Fundamental definition of extrinsic curvature

[PLuz]

My question is quite simple: what is the fundamental definition of extrinsic curvature of an hypersurface?

Let me explain why I have not just copied one definition from the abundant literature. The specific structure on the Lorentzian manifold that I'm considering does not imply that an hypersurface orthogonal congruence of time-like curves has zero vorticity and the many definitions that I've seen assume this fact. My guess is that the fundamental definition should be:

$$K_{ab}=\frac{1}{2}\mathcal{L}_n~h_{ab}~,$$

where $h_{ab}$ represents the induced metric on the hypersurface and $\mathcal{L}_n$ the Lie derivative along the normal to the hypersurface. By the way, should there be a minus sign in the above expression, I have seen both cases and it should not be irrelevant?

 

[martinbn]

There is no such thing as "the fundamental" definition of anything. Any two equivalent definitions are equally fundamental although one may be more convenient in some situations.

The definition of extrinsic curvature does not even mention vorticity or a congruence of curves.

 

[PLuz]

There is no such thing as "the fundamental" definition of anything. Any two equivalent definitions are equally fundamental although one may be more convenient in some situations.

The definition of extrinsic curvature does not even mention vorticity or a congruence of curves.

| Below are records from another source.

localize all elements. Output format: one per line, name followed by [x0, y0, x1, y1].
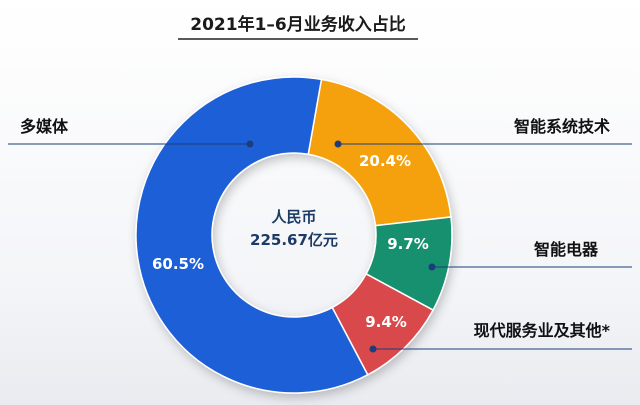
center-label-line-2: 225.67亿元: [250, 231, 338, 249]
percentage-labels: 20.4% 9.7% 9.4% 60.5%: [152, 152, 429, 331]
center-label-line-1: 人民币: [271, 208, 316, 226]
slice-1-leader-dot: [334, 140, 342, 148]
slice-1-category-label: 智能系统技术: [514, 117, 610, 136]
slice-2-leader-dot: [428, 263, 436, 271]
slice-4-category-label: 多媒体: [20, 117, 69, 136]
chart-title: 2021年1–6月业务收入占比: [190, 14, 405, 35]
slice-3-value-label: 9.4%: [365, 313, 407, 331]
slice-1-value-label: 20.4%: [359, 152, 411, 170]
slice-3-leader-dot: [369, 345, 377, 353]
slice-4-value-label: 60.5%: [152, 255, 204, 273]
leader-lines: [8, 140, 632, 353]
slice-3-category-label: 现代服务业及其他*: [474, 321, 611, 340]
slice-4: [135, 76, 369, 394]
slice-4-leader-dot: [246, 140, 254, 148]
donut-slices: [135, 76, 453, 394]
slice-1: [307, 78, 452, 227]
slice-2-category-label: 智能电器: [534, 240, 599, 259]
slice-2-value-label: 9.7%: [387, 235, 429, 253]
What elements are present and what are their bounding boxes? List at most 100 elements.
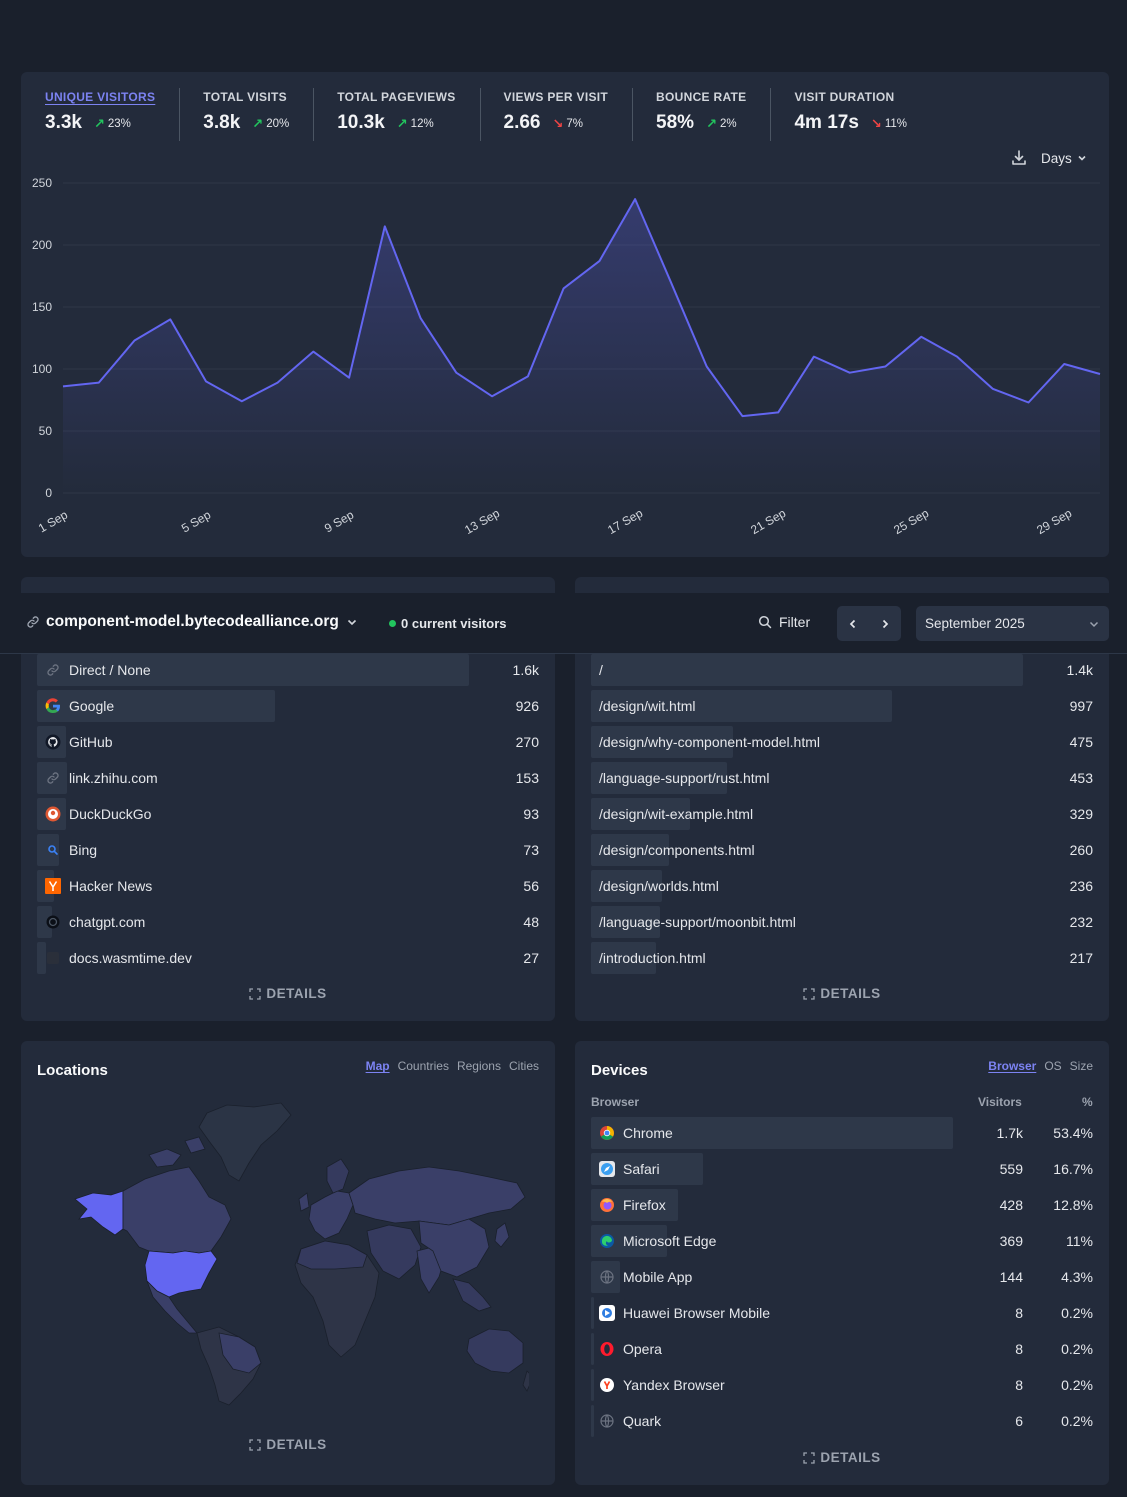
row-value: 48 xyxy=(523,914,539,930)
filter-button[interactable]: Filter xyxy=(758,614,810,630)
map-region-canada-islands[interactable] xyxy=(148,1136,206,1168)
source-row[interactable]: Bing 73 xyxy=(37,834,539,866)
search-icon xyxy=(758,615,772,629)
x-tick-label: 1 Sep xyxy=(36,507,70,535)
tab-regions[interactable]: Regions xyxy=(456,1059,501,1073)
metric-5[interactable]: VISIT DURATION 4m 17s ↘ 11% xyxy=(770,88,931,142)
tab-cities[interactable]: Cities xyxy=(508,1059,539,1073)
column-header-visitors[interactable]: Visitors xyxy=(978,1095,1022,1109)
browser-row[interactable]: Opera 8 0.2% xyxy=(591,1333,1093,1365)
map-region-north-africa[interactable] xyxy=(296,1240,368,1270)
metric-1[interactable]: TOTAL VISITS 3.8k ↗ 20% xyxy=(179,88,313,142)
browser-row[interactable]: Yandex Browser 8 0.2% xyxy=(591,1369,1093,1401)
row-label: /design/wit-example.html xyxy=(599,806,754,822)
row-label: /design/worlds.html xyxy=(599,878,719,894)
source-row[interactable]: DuckDuckGo 93 xyxy=(37,798,539,830)
browser-row[interactable]: Safari 559 16.7% xyxy=(591,1153,1093,1185)
page-row[interactable]: /design/why-component-model.html 475 xyxy=(591,726,1093,758)
map-region-southeast-asia[interactable] xyxy=(452,1278,492,1312)
tab-countries[interactable]: Countries xyxy=(397,1059,449,1073)
map-region-new-zealand[interactable] xyxy=(522,1370,529,1392)
row-value: 926 xyxy=(515,698,539,714)
row-label: Yandex Browser xyxy=(623,1377,725,1393)
map-region-russia[interactable] xyxy=(348,1166,526,1226)
map-region-scandinavia[interactable] xyxy=(326,1158,350,1194)
row-visitors: 8 xyxy=(1015,1341,1023,1357)
source-row[interactable]: Hacker News 56 xyxy=(37,870,539,902)
metric-3[interactable]: VIEWS PER VISIT 2.66 ↘ 7% xyxy=(479,88,633,142)
download-icon[interactable] xyxy=(1008,147,1030,169)
next-period-button[interactable] xyxy=(869,606,901,641)
pages-details-button[interactable]: DETAILS xyxy=(575,986,1109,1001)
tab-os[interactable]: OS xyxy=(1044,1059,1062,1073)
source-row[interactable]: chatgpt.com 48 xyxy=(37,906,539,938)
devices-list: Chrome 1.7k 53.4% Safari 559 16.7% Firefox 428 1… xyxy=(591,1117,1093,1441)
source-row[interactable]: link.zhihu.com 153 xyxy=(37,762,539,794)
row-visitors: 6 xyxy=(1015,1413,1023,1429)
row-bar xyxy=(591,834,669,866)
page-row[interactable]: /design/worlds.html 236 xyxy=(591,870,1093,902)
page-row[interactable]: /design/wit.html 997 xyxy=(591,690,1093,722)
map-region-canada[interactable] xyxy=(122,1166,232,1254)
map-region-uk[interactable] xyxy=(298,1192,310,1212)
world-map[interactable] xyxy=(49,1101,529,1411)
row-label: Huawei Browser Mobile xyxy=(623,1305,771,1321)
map-region-europe[interactable] xyxy=(308,1190,354,1240)
metric-4[interactable]: BOUNCE RATE 58% ↗ 2% xyxy=(632,88,770,142)
metric-label: TOTAL PAGEVIEWS xyxy=(337,90,456,104)
row-label: Google xyxy=(69,698,115,714)
map-region-australia[interactable] xyxy=(466,1328,524,1374)
period-select[interactable]: September 2025 xyxy=(916,606,1109,641)
row-percent: 0.2% xyxy=(1061,1413,1093,1429)
map-region-middle-east[interactable] xyxy=(366,1224,422,1280)
metric-2[interactable]: TOTAL PAGEVIEWS 10.3k ↗ 12% xyxy=(313,88,479,142)
expand-icon xyxy=(249,987,262,1000)
metric-0[interactable]: UNIQUE VISITORS 3.3k ↗ 23% xyxy=(21,88,179,142)
page-row[interactable]: /design/wit-example.html 329 xyxy=(591,798,1093,830)
arrow-down-icon: ↘ xyxy=(552,116,564,131)
page-row[interactable]: /introduction.html 217 xyxy=(591,942,1093,974)
browser-row[interactable]: Firefox 428 12.8% xyxy=(591,1189,1093,1221)
site-switcher[interactable]: component-model.bytecodealliance.org xyxy=(26,613,359,631)
metric-value: 10.3k xyxy=(337,112,385,133)
interval-select[interactable]: Days xyxy=(1041,148,1087,168)
row-visitors: 8 xyxy=(1015,1377,1023,1393)
row-bar xyxy=(37,762,68,794)
source-row[interactable]: Google 926 xyxy=(37,690,539,722)
page-row[interactable]: /design/components.html 260 xyxy=(591,834,1093,866)
browser-row[interactable]: Mobile App 144 4.3% xyxy=(591,1261,1093,1293)
previous-period-button[interactable] xyxy=(837,606,869,641)
source-row[interactable]: docs.wasmtime.dev 27 xyxy=(37,942,539,974)
browser-row[interactable]: Chrome 1.7k 53.4% xyxy=(591,1117,1093,1149)
row-label-wrap: /design/wit-example.html xyxy=(599,798,753,830)
page-row[interactable]: /language-support/moonbit.html 232 xyxy=(591,906,1093,938)
tab-map[interactable]: Map xyxy=(365,1059,390,1073)
map-region-greenland[interactable] xyxy=(198,1102,292,1182)
page-row[interactable]: /language-support/rust.html 453 xyxy=(591,762,1093,794)
devices-details-button[interactable]: DETAILS xyxy=(575,1450,1109,1465)
tab-browser[interactable]: Browser xyxy=(988,1059,1037,1073)
locations-details-button[interactable]: DETAILS xyxy=(21,1437,555,1452)
current-visitors[interactable]: 0 current visitors xyxy=(389,616,507,631)
source-row[interactable]: Direct / None 1.6k xyxy=(37,654,539,686)
row-label-wrap: Yandex Browser xyxy=(599,1369,725,1401)
row-percent: 0.2% xyxy=(1061,1377,1093,1393)
map-region-brazil[interactable] xyxy=(218,1332,262,1374)
browser-row[interactable]: Huawei Browser Mobile 8 0.2% xyxy=(591,1297,1093,1329)
globe-icon xyxy=(599,1269,615,1285)
metric-row: 58% ↗ 2% xyxy=(656,112,746,134)
map-region-japan[interactable] xyxy=(494,1222,510,1248)
map-region-china[interactable] xyxy=(418,1218,490,1278)
page-row[interactable]: / 1.4k xyxy=(591,654,1093,686)
source-row[interactable]: GitHub 270 xyxy=(37,726,539,758)
sources-details-button[interactable]: DETAILS xyxy=(21,986,555,1001)
column-header-browser[interactable]: Browser xyxy=(591,1095,640,1109)
tab-size[interactable]: Size xyxy=(1069,1059,1093,1073)
devices-tabs: Browser OS Size xyxy=(988,1059,1093,1073)
visitors-chart[interactable]: 0 50 100 150 200 250 1 Sep 5 Sep 9 Sep 13 Sep 17 S… xyxy=(21,72,1109,557)
pages-list: / 1.4k/design/wit.html 997/design/why-comp… xyxy=(591,654,1093,978)
column-header-percent[interactable]: % xyxy=(1082,1095,1093,1109)
browser-row[interactable]: Quark 6 0.2% xyxy=(591,1405,1093,1437)
browser-row[interactable]: Microsoft Edge 369 11% xyxy=(591,1225,1093,1257)
map-region-alaska[interactable] xyxy=(74,1190,124,1236)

Indeed, a definition is a definition. Yet, definitions can be made broader, or more generic. Maybe fundamental was a bad choice of words.
In either case, I understand the extrinsic curvature as the tangential rate of change of the normal to an hypersurface. Now, the rate of change: is it computed using the covariant derivative, the Lie derivative? Just so happens that in the context that is usually studied in the literature, it does not matter, both will define the same quantity that, however, does not have to be the case, in general. So, there must be a more generic - fundamental - way of defining the extrinsic curvature. A practical example, I have seen defining the extrinsic curvature of an hypersurface as $K_{ab}=h_a^i h_b^j \nabla_{(i}n_{j)}$ but in general this is not the same as the expression in the original post... Care to help me?

 

[martinbn]

I am not sure what you are looking for. The most general definition or the equivalence of the different definitions. Clearly something bothers you, but I am not sure what. It could be that you are not yet used to the new notion.